The stations are dirty. I had forgotten.
And they smell of pee–so I am told, having
no sense of smell myself.
And then. On the train.
A sudden burst of music
Unexpected.
Latin.
Not deafening but just right.
And I remember
My love for this place.
MADISON HOUSE
It’s gone. It was merged with Hamilton House in 1953 and moved to a new location, the old buildings of both settlement houses destroyed as part of urban renewal, their history now forgotten. So when I went to the current location to see what I could find out about my father’s beloved Madison House, there was not much to be told. Too long ago. A history long-buried or entirely lost.
The little I know: my father, born in 1913, 105 years old last month if he were still living, often talked of his youth at Madison House. I believe he learned about writing and painting and dance and theater there. And I think there were dances and other social events at the various settlement houses, at one of which he met my mother.
The woman I spoke with at Hamilton-Madison House said that when founded, Madison House was for Jewish men and Hamilton House was for Irish and Italians–probably based on who was in their neighborhoods. But my father never made it sound like Madison House was a settlement house exclusively for males. So, who knows? She did say that Madison House had a camp–camp Madison, of which they were quite proud, and a camp song, which was silly, but of which they were quite proud. She also gave me information on an archive on settlement houses located in Minneapolis which might have records, although she felt they probably did not go back that far. A starting place perhaps, for another time.
THE WORLD TRADE CENTER
I walked from the Bowery to the World Trade Center site. Trinity Church was quite affecting–it is located quite close to the site and had fed and let firemen, etc., sleep in its pews while they were working.
The pools or fountains, as I might call them, placed in the imprints of the buildings are very affecting: very deep, very square fountains with very deep, smaller squares in the center of them, with low, flat tabled walls around the rims, containing the names of those who died.

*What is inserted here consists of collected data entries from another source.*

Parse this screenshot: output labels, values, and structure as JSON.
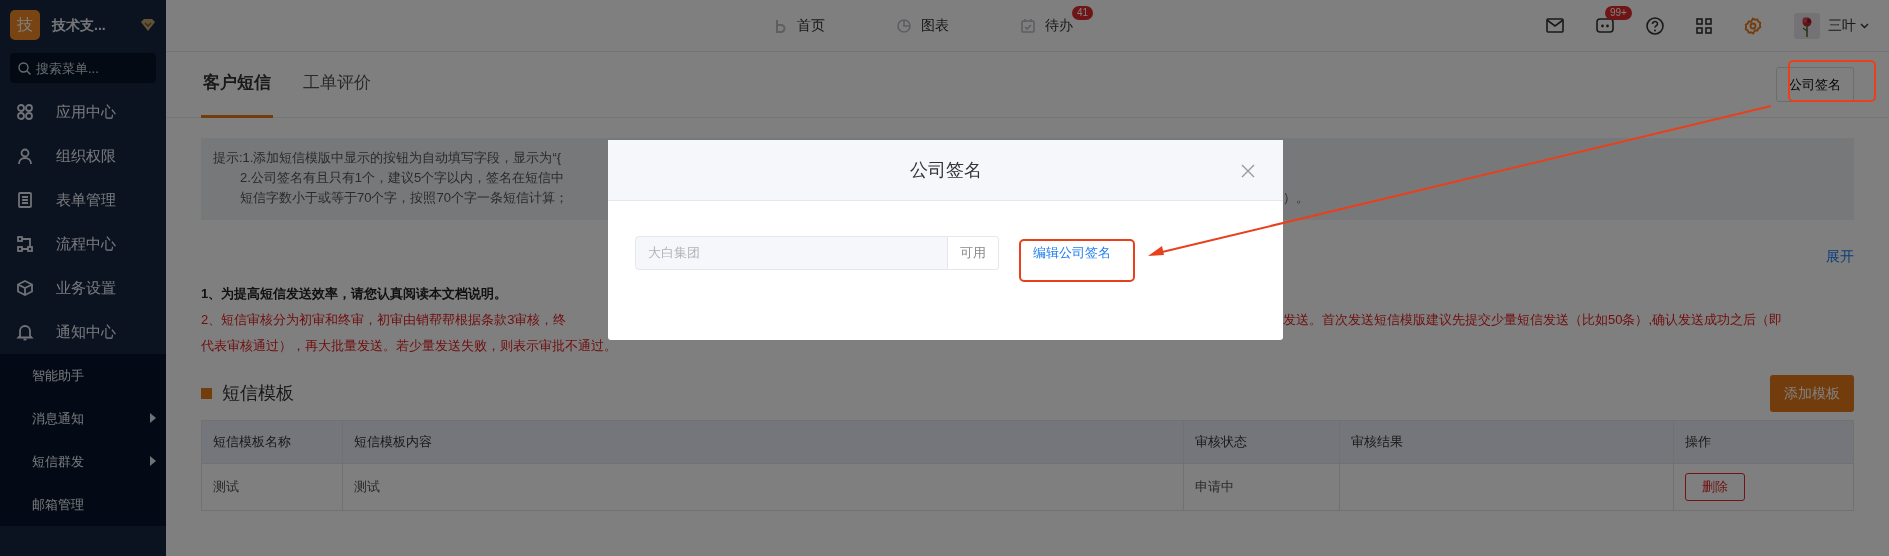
{
  "sidebar": {
    "brand": {
      "logo": "技",
      "name": "技术支..."
    },
    "search": {
      "placeholder": "搜索菜单..."
    },
    "items": [
      {
        "label": "应用中心"
      },
      {
        "label": "组织权限"
      },
      {
        "label": "表单管理"
      },
      {
        "label": "流程中心"
      },
      {
        "label": "业务设置"
      },
      {
        "label": "通知中心",
        "children": [
          {
            "label": "智能助手",
            "has_submenu": false
          },
          {
            "label": "消息通知",
            "has_submenu": true
          },
          {
            "label": "短信群发",
            "has_submenu": true
          },
          {
            "label": "邮箱管理",
            "has_submenu": false
          }
        ]
      }
    ]
  },
  "top_nav": [
    {
      "label": "首页"
    },
    {
      "label": "图表"
    },
    {
      "label": "待办",
      "badge": "41"
    }
  ],
  "toolbar": {
    "message_badge": "99+",
    "user": "三叶"
  },
  "tabs": [
    {
      "label": "客户短信",
      "selected": true
    },
    {
      "label": "工单评价",
      "selected": false
    }
  ],
  "signature_button": "公司签名",
  "hint": {
    "lines": [
      {
        "left": "提示:1.添加短信模版中显示的按钮为自动填写字段，显示为“{"
      },
      {
        "left": "2.公司签名有且只有1个，建议5个字以内，签名在短信中"
      },
      {
        "left": "短信字数小于或等于70个字，按照70个字一条短信计算；",
        "right": "）。"
      }
    ]
  },
  "expand_link": "展开",
  "notice": [
    {
      "kind": "note",
      "left": "1、为提高短信发送效率，请您认真阅读本文档说明。"
    },
    {
      "kind": "warning",
      "left": "2、短信审核分为初审和终审，初审由销帮帮根据条款3审核，终",
      "right": "发送。首次发送短信模版建议先提交少量短信发送（比如50条）,确认发送成功之后（即"
    },
    {
      "kind": "warning",
      "left": "代表审核通过），再大批量发送。若少量发送失败，则表示审批不通过。"
    }
  ],
  "section": {
    "title": "短信模板",
    "add_button": "添加模板"
  },
  "table": {
    "columns": [
      "短信模板名称",
      "短信模板内容",
      "审核状态",
      "审核结果",
      "操作"
    ],
    "rows": [
      {
        "name": "测试",
        "content": "测试",
        "status": "申请中",
        "delete_button": "删除"
      }
    ]
  },
  "modal": {
    "title": "公司签名",
    "signature_value": "大白集团",
    "addon": "可用",
    "edit_link": "编辑公司签名"
  }
}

What is not affecting, and even rather repulsed me was the Oculus. Purportedly meant to look like a white dove of peace–I guess one could argue that from the front it does in an abstract way–from the sides and back, it looks aggressive–like missiles, or like it wants to stab the sky with multiple pointed objects. Inside, the ceiling’s architecture looks like a bleached white modern version of the arch of a Gothic church. But what is housed inside is a shopping mall.
I might find this architecture, inside and out, anywhere else, interesting and perhaps parts of it beautiful in its way. But, there is a tremendous disconnect between its intention to make it look like a dove and its construction And making the inside a shopping mall reminiscent of a church, in this context, makes it an homage to capitalism.